Cette décision intervient dans un contexte marqué par l’inflation alimentaire et la pression exercée sur les coûts de production.
Hausse de 18% et suppression d’exonération
Selon l’INTERAVI ( Association interprofessionnelle de la filière avicole en Côte d'Ivoire), le prix de la volaille augmente de 18% dès janvier 2026, conséquence directe de l’application de la TVA. L’INTRAVI confirme que les aliments pour volaille sont également désormais taxés au même taux, une disposition inscrite dans le budget de l’État, fixé à 17.350,2 milliards de francs Cfa.
Les organisations professionnelles précisent que toute la filière (éleveurs, transformateurs, revendeurs) doit appliquer la TVA sous peine de manquement réglementaire. Les acteurs dénoncent un choc immédiat sur les coûts, l’aliment représentant près de 70% des charges de production.

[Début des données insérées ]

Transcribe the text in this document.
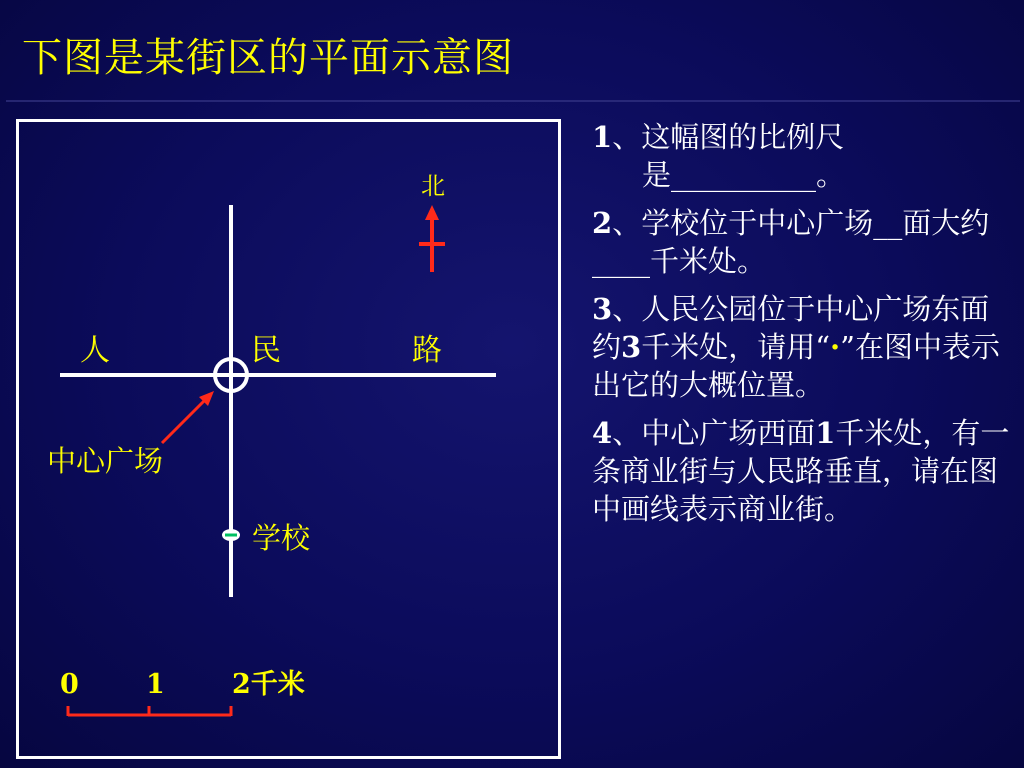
下图是某街区的平面示意图
北
人	民	路
中心广场
学校
0 1 2千米
1、这幅图的比例尺
是__________。
2、学校位于中心广场__面大约____千米处。
3、人民公园位于中心广场东面约3千米处，请用“·”在图中表示出它的大概位置。
4、中心广场西面1千米处，有一条商业街与人民路垂直，请在图中画线表示商业街。
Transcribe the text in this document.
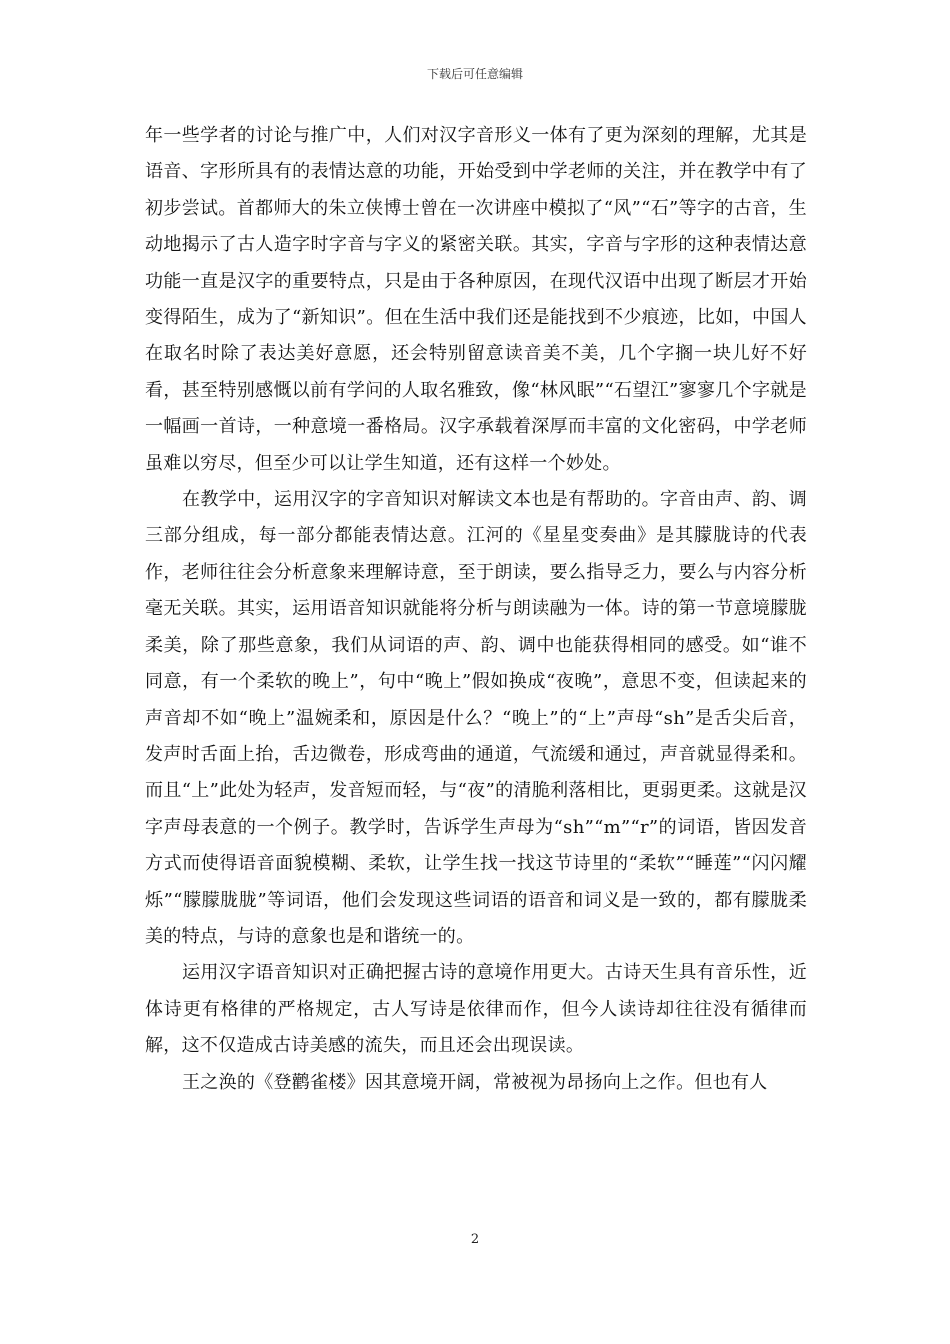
下载后可任意编辑

年一些学者的讨论与推广中，人们对汉字音形义一体有了更为深刻的理解，尤其是语音、字形所具有的表情达意的功能，开始受到中学老师的关注，并在教学中有了初步尝试。首都师大的朱立侠博士曾在一次讲座中模拟了“风”“石”等字的古音，生动地揭示了古人造字时字音与字义的紧密关联。其实，字音与字形的这种表情达意功能一直是汉字的重要特点，只是由于各种原因，在现代汉语中出现了断层才开始变得陌生，成为了“新知识”。但在生活中我们还是能找到不少痕迹，比如，中国人在取名时除了表达美好意愿，还会特别留意读音美不美，几个字搁一块儿好不好看，甚至特别感慨以前有学问的人取名雅致，像“林风眠”“石望江”寥寥几个字就是一幅画一首诗，一种意境一番格局。汉字承载着深厚而丰富的文化密码，中学老师虽难以穷尽，但至少可以让学生知道，还有这样一个妙处。

在教学中，运用汉字的字音知识对解读文本也是有帮助的。字音由声、韵、调三部分组成，每一部分都能表情达意。江河的《星星变奏曲》是其朦胧诗的代表作，老师往往会分析意象来理解诗意，至于朗读，要么指导乏力，要么与内容分析毫无关联。其实，运用语音知识就能将分析与朗读融为一体。诗的第一节意境朦胧柔美，除了那些意象，我们从词语的声、韵、调中也能获得相同的感受。如“谁不同意，有一个柔软的晚上”，句中“晚上”假如换成“夜晚”，意思不变，但读起来的声音却不如“晚上”温婉柔和，原因是什么？“晚上”的“上”声母“sh”是舌尖后音，发声时舌面上抬，舌边微卷，形成弯曲的通道，气流缓和通过，声音就显得柔和。而且“上”此处为轻声，发音短而轻，与“夜”的清脆利落相比，更弱更柔。这就是汉字声母表意的一个例子。教学时，告诉学生声母为“sh”“m”“r”的词语，皆因发音方式而使得语音面貌模糊、柔软，让学生找一找这节诗里的“柔软”“睡莲”“闪闪耀烁”“朦朦胧胧”等词语，他们会发现这些词语的语音和词义是一致的，都有朦胧柔美的特点，与诗的意象也是和谐统一的。

运用汉字语音知识对正确把握古诗的意境作用更大。古诗天生具有音乐性，近体诗更有格律的严格规定，古人写诗是依律而作，但今人读诗却往往没有循律而解，这不仅造成古诗美感的流失，而且还会出现误读。

王之涣的《登鹳雀楼》因其意境开阔，常被视为昂扬向上之作。但也有人

2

Un risque d’inflation alimentaire et de fragilisation du secteur
L’application de la TVA renchérit la production et impacte mécaniquement les prix à la consommation. Pour les ménages, la volaille (produit de grande consommation) devient moins accessible. Pour les entreprises, la hausse des charges réduit les marges et peut freiner les investissements.
Le risque sectoriel est également important : des aviculteurs évoquent la possibilité d’un recul de la production nationale et, pour certains, l’abandon de la filière. La compétitivité locale pourrait s’affaiblir au profit des importations, comme observé lors des baisses passées de droits sur la volaille extra-CEDEAO.
Une transition difficile mais structurante
Les risques identifiés concernent l’inflation des prix, la baisse d’activité de petits producteurs, et une pression accrue sur les chaînes d’approvisionnement.
À l’inverse, cette mesure pourrait encourager une restructuration plus professionnelle de la filière, avec une meilleure formalisation et une optimisation progressive des coûts de production.
Ajustements attendus et nécessité de dialogue
À court terme, la hausse des prix restera une réalité pour les ménages. À moyen terme, la filière devra s’adapter en renforçant sa productivité. Les organisations professionnelles appellent déjà à un dialogue soutenu avec les autorités pour limiter l’impact de cette transition fiscale et préserver la compétitivité nationale dans un marché régional concurrentiel.